4 thoughts on “To star or not to star?”

  1. I think of my reviews as being starred, even though the ratings appear in the tags instead of in the body of the post. Ratings are very important to me as a personal gauge, but I try to keep them low-key because I’ve had so many misunderstandings over them in the past. A lot of the readers I interact with are strict adherents to the Goodreads ratings system, and I’m really, really not.

    I need more degrees of love than Goodreads allows, and I need half-stars in the mix. Four stars is my “I loved this” rating, but at my old blog I got a lot of serious comments along the lines of, “Oh, I’m sorry you didn’t like this very much” on my four-star reviews, even though the entire post involved me gushing my arse off about the book. For a while, I tacked a little explanation onto each rating (ex. “3.5 stars – really liked it”), but eventually migrated to the tags instead. I keep meaning to put a ratings legend in my sidebar.

    So far as other people’s ratings go, I use them to get a rough metric of where a person stands on a book, with the understanding that their star ratings might not match up with my own. They’re not the most important part of the review, by any means, but if I’m strapped for time for any reason they give me an at-a-glance idea of whether the reviewer thinks the book is worth exploring.

    1. Interesting that there would be such misunderstandings between you and your readers. After all, I tend to find that you’re not exactly ambiguous about whether or not you loved a book. Do you think those people only looked at the rating and disregarded the meat of the review? Or is there something else going on?

  2. I use the Goodreads version of ratings, because it serves me quite well. I like the ‘it was okay’ of the two stars and I seem to average around 3 stars, which sounds pretty accurate to me.
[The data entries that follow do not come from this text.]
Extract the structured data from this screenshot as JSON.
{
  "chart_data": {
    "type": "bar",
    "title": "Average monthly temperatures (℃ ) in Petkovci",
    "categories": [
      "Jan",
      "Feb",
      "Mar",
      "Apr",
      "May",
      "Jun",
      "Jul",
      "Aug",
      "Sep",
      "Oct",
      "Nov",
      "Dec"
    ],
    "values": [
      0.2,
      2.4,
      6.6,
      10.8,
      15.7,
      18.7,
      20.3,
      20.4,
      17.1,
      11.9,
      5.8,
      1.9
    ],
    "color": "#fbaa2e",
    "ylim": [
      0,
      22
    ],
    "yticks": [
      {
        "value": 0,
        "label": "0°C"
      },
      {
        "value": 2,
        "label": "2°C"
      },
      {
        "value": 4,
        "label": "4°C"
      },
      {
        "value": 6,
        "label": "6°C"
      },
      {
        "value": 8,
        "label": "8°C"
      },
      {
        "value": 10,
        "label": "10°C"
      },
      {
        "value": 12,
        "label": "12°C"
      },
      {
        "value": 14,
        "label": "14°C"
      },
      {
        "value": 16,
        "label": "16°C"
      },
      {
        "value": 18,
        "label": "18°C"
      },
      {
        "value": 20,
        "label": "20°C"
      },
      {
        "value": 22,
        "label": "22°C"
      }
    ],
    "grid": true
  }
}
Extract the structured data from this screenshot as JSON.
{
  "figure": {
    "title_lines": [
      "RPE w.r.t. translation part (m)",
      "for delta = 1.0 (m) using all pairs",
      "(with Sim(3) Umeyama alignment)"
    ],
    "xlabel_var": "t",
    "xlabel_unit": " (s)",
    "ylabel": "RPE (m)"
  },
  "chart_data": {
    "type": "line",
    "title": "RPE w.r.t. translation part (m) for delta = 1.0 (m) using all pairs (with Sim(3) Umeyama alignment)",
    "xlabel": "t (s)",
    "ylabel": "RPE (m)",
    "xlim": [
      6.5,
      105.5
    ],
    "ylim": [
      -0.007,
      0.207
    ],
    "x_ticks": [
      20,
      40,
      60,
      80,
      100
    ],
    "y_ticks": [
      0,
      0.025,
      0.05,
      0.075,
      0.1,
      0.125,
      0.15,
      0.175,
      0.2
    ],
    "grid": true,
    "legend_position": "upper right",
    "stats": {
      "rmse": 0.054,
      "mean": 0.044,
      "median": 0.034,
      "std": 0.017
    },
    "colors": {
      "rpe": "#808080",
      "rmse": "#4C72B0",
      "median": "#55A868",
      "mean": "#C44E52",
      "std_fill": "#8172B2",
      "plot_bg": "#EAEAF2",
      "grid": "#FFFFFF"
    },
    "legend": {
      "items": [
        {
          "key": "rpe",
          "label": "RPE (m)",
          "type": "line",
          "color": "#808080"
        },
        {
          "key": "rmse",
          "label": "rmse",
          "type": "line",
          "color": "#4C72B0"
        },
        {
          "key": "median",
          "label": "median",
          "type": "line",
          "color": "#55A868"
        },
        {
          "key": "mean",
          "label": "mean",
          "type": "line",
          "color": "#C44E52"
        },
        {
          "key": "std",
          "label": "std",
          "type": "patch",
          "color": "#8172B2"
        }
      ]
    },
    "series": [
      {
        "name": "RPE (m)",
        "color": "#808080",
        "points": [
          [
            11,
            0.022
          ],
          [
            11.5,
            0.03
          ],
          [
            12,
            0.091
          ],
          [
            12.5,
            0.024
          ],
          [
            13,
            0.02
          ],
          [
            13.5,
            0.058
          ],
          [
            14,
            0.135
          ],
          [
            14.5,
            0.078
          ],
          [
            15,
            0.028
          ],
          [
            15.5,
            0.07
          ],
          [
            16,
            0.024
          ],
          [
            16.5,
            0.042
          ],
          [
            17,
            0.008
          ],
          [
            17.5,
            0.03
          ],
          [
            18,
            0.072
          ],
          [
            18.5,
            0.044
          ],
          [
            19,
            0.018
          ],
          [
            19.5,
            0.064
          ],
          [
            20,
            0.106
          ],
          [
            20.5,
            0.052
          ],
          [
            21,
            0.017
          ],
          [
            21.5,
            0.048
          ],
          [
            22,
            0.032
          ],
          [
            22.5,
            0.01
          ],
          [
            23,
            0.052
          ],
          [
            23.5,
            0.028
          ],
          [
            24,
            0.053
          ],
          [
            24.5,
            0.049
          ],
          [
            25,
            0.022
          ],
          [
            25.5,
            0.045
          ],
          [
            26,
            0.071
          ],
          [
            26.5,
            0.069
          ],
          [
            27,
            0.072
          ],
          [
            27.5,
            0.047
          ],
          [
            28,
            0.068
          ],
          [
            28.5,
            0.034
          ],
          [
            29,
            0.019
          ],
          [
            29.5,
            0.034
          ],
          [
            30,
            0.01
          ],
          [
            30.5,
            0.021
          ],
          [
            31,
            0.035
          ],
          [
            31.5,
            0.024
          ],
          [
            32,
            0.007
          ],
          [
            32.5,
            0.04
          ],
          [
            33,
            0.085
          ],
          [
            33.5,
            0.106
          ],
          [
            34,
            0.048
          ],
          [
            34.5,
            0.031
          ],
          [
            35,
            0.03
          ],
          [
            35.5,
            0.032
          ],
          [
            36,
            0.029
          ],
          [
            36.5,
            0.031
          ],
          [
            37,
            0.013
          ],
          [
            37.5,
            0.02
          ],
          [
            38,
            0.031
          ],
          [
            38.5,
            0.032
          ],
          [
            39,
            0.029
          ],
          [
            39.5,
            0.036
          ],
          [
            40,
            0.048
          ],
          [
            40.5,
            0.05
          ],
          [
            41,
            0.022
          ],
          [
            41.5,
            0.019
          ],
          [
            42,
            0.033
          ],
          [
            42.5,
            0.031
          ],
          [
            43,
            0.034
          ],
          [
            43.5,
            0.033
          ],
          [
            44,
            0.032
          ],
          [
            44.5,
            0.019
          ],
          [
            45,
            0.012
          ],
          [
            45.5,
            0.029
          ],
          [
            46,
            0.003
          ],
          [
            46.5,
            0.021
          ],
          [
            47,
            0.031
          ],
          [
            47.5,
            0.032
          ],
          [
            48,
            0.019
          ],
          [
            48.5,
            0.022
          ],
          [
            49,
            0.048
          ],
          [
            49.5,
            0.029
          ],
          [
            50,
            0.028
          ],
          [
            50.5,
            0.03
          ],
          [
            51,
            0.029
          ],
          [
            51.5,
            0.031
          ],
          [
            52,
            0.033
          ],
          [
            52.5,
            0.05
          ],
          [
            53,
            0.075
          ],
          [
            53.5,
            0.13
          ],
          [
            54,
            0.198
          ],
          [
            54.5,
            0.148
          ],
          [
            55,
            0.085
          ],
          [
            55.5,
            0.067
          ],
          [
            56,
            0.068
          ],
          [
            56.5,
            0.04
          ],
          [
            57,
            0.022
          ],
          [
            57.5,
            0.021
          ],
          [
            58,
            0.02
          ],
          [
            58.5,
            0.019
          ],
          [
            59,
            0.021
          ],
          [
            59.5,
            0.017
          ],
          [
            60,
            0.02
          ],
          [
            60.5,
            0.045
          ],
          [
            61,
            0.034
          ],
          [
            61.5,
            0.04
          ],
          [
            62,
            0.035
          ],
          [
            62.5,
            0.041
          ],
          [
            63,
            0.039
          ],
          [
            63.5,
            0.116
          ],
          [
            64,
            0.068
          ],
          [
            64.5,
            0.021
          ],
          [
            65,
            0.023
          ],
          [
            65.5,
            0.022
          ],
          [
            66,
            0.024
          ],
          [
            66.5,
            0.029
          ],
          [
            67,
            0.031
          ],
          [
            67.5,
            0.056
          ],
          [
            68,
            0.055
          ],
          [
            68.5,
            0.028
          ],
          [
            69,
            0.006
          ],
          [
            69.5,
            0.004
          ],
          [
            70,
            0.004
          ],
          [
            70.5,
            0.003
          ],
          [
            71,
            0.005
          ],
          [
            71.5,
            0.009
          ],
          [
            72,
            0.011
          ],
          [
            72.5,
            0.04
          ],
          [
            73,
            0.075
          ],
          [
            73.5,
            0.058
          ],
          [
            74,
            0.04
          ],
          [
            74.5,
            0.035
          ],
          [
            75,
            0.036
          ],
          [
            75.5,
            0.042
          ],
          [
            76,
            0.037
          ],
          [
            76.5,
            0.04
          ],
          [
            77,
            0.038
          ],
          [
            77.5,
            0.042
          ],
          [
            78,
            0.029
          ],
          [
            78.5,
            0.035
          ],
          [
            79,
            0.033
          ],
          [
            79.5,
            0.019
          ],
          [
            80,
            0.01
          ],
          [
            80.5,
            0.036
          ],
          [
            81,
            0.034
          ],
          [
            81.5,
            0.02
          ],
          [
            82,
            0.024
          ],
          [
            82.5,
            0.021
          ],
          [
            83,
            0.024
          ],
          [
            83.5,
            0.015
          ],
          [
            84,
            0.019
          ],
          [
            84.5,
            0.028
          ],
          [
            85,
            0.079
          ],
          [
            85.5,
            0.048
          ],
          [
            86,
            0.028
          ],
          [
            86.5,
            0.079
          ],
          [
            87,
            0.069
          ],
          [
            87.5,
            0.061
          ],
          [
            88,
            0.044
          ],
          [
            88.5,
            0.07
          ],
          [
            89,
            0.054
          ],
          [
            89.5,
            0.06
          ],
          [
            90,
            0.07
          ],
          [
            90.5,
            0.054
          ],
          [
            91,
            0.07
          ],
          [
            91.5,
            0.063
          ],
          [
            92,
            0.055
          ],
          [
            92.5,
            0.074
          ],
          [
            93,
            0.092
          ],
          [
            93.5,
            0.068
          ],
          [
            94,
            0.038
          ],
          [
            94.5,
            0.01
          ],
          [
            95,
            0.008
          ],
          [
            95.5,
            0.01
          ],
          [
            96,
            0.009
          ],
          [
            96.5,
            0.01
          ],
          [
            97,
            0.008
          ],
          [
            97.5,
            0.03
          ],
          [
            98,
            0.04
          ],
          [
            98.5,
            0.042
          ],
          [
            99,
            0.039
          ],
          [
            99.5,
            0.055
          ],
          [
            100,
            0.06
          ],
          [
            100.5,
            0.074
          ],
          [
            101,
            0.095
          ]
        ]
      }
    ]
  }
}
I do feel the need to specify on my profile that I use those definitions, because so many authors hate receiving a three star rating and I don’t understand WHY when ‘I liked it’ is a good thing!

    I love ratings because I tend only to be interested in reading negative reviews of books, and that helps me find them. Five star reviews are so gushy generally, and they tend to be pushed towards the top on Goodreads, because of the kind of culture at the site. I don’t want gushy reviews with gifs – I generally want to hear what people’s criticisms of a book are. Then again, I only read reviews of books I’ve read, so that might influence me a lot.

    I think ratings are problematic for people who get books from publishers and authors and who want to maintain a good relationship with those venues. I know I felt really pressured to rate highly when I was doing that, and I think my reviews and ratings are far more authentic now that I’m not. I don’t think (most) people do it knowingly. But realising that someone related to the book will be reading tends to make you look more for positives than for negatives.

    1. I’m not a fan of gifs in reviews either. I tend to skip over the Goodreads reviews that contain them and look for more balanced perspectives.

      You make an excellent point about maintaining relationships within the publishing industry and it is something I’m mindful of negotiating carefully. On one hand, I feel it is important to support those venues by talking about what they do–on Goodreads and on my blog. On the other hand, this has to be done in a way that’s fair to readers as well. I’m not entirely sure I’ve perfected this balance or whether it is wise to throw star rating into the mix here.